Pelaku diduga membongkar boks kontrol lampu lalu lintas dan mengambil sejumlah komponen penting. Dari temuan di lapangan, panel dalam kondisi terbuka, kabel menjuntai, dan beberapa modul utama hilang. Aksi tersebut menyebabkan gangguan serius terhadap sistem pengaturan lalu lintas di lokasi terdampak.
Kepala Dinas Perhubungan (Kadishub) Kota Batam Leo Putra melalui Kepala Bidang Lalu Lintas Dishub Batam, Faisal Novrieco, mengungkapkan bahwa kejadian ini bukan yang pertama. Ia menegaskan, pola aksi serupa kerap muncul saat momen libur panjang.
“Peristiwa ini sering terjadi saat momentum hari libur seperti Lebaran, Natal, dan Tahun Baru. Kami menduga pelaku merupakan komplotan yang sudah terorganisir,” ujar Faisal pada matapedia6, Jumat (27/3/2026).
Menurutnya, pelaku menargetkan komponen bernilai ekonomis seperti kabel tembaga, modul controller, hingga perangkat kelistrikan lainnya. Aksi tersebut bahkan terekam kamera pengawas (CCTV) di sekitar lokasi.
Dampak dari pencurian ini langsung terasa. Beberapa lampu lalu lintas tidak berfungsi normal, bahkan berpotensi mati total atau hanya berkedip. Kondisi tersebut meningkatkan risiko kecelakaan dan kemacetan, terutama di persimpangan padat kendaraan.
Tak hanya fasilitas lalu lintas, aksi vandalisme juga dilaporkan terjadi di kawasan Masjid Agung Batam Center. Fasilitas umum tersebut turut menjadi sasaran oknum tak bertanggung jawab, menambah daftar kerusakan yang terjadi dalam periode yang sama.

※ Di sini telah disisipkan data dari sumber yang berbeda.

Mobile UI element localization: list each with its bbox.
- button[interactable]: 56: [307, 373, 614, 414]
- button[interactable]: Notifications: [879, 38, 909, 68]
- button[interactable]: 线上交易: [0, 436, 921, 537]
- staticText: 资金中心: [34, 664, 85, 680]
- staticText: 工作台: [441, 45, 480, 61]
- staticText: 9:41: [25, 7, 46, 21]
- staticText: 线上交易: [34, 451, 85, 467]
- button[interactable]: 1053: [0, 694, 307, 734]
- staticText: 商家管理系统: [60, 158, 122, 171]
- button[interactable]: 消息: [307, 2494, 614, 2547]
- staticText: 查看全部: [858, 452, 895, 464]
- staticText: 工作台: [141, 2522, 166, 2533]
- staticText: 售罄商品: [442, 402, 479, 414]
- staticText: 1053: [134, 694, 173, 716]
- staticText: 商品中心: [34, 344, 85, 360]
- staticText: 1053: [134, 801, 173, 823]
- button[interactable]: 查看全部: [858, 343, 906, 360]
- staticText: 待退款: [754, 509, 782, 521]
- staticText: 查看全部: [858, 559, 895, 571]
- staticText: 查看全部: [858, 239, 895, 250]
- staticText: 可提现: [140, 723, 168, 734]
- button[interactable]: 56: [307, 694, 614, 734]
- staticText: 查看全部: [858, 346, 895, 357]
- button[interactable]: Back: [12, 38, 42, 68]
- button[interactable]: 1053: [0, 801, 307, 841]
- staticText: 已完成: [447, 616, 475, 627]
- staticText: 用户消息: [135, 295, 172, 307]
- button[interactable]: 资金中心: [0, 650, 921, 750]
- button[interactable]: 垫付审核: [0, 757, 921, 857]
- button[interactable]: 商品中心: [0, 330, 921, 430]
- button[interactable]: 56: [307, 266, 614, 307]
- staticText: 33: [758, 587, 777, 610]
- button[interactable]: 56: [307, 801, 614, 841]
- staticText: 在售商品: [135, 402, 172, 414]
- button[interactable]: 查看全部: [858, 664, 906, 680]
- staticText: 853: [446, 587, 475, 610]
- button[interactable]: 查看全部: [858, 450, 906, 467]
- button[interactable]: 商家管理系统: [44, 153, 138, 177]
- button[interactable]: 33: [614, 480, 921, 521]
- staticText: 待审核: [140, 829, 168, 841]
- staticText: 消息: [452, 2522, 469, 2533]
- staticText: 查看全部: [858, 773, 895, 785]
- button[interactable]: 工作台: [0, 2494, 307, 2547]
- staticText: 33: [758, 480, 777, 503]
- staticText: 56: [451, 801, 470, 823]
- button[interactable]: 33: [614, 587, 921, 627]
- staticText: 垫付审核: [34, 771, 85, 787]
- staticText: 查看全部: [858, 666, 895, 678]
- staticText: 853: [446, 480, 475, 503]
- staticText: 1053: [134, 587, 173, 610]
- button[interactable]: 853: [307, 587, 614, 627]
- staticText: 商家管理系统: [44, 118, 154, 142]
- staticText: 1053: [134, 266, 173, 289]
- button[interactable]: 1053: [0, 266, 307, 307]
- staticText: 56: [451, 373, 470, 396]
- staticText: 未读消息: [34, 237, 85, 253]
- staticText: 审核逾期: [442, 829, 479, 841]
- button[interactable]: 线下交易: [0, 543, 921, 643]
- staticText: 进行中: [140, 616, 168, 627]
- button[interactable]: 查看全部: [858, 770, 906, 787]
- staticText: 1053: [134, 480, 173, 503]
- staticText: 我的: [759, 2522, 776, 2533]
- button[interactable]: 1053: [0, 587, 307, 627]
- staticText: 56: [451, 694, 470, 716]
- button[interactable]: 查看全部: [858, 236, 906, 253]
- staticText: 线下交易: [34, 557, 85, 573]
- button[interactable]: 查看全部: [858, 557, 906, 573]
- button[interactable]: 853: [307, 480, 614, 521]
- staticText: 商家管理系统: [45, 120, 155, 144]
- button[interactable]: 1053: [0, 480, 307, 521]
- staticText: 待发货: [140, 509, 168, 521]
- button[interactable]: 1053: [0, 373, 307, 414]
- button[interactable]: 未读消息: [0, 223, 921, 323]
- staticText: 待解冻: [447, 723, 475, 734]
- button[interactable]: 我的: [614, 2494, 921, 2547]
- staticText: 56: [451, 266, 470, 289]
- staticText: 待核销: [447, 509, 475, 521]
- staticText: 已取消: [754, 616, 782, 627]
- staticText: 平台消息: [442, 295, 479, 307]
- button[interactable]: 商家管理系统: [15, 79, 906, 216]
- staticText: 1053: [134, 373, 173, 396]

Perangkat lampu lalu lintas usai dicuri pelaku tak dikenal beberapa hari lalu. Foto:Istimewa
Dishub Batam saat ini tengah berkoordinasi dengan aparat penegak hukum untuk menindaklanjuti kasus tersebut. Upaya perbaikan darurat juga dilakukan agar sistem lalu lintas dapat kembali berfungsi normal dan tidak membahayakan pengguna jalan.
Faisal mengimbau masyarakat untuk turut menjaga fasilitas umum serta segera melapor jika menemukan aktivitas mencurigakan di sekitar infrastruktur publik.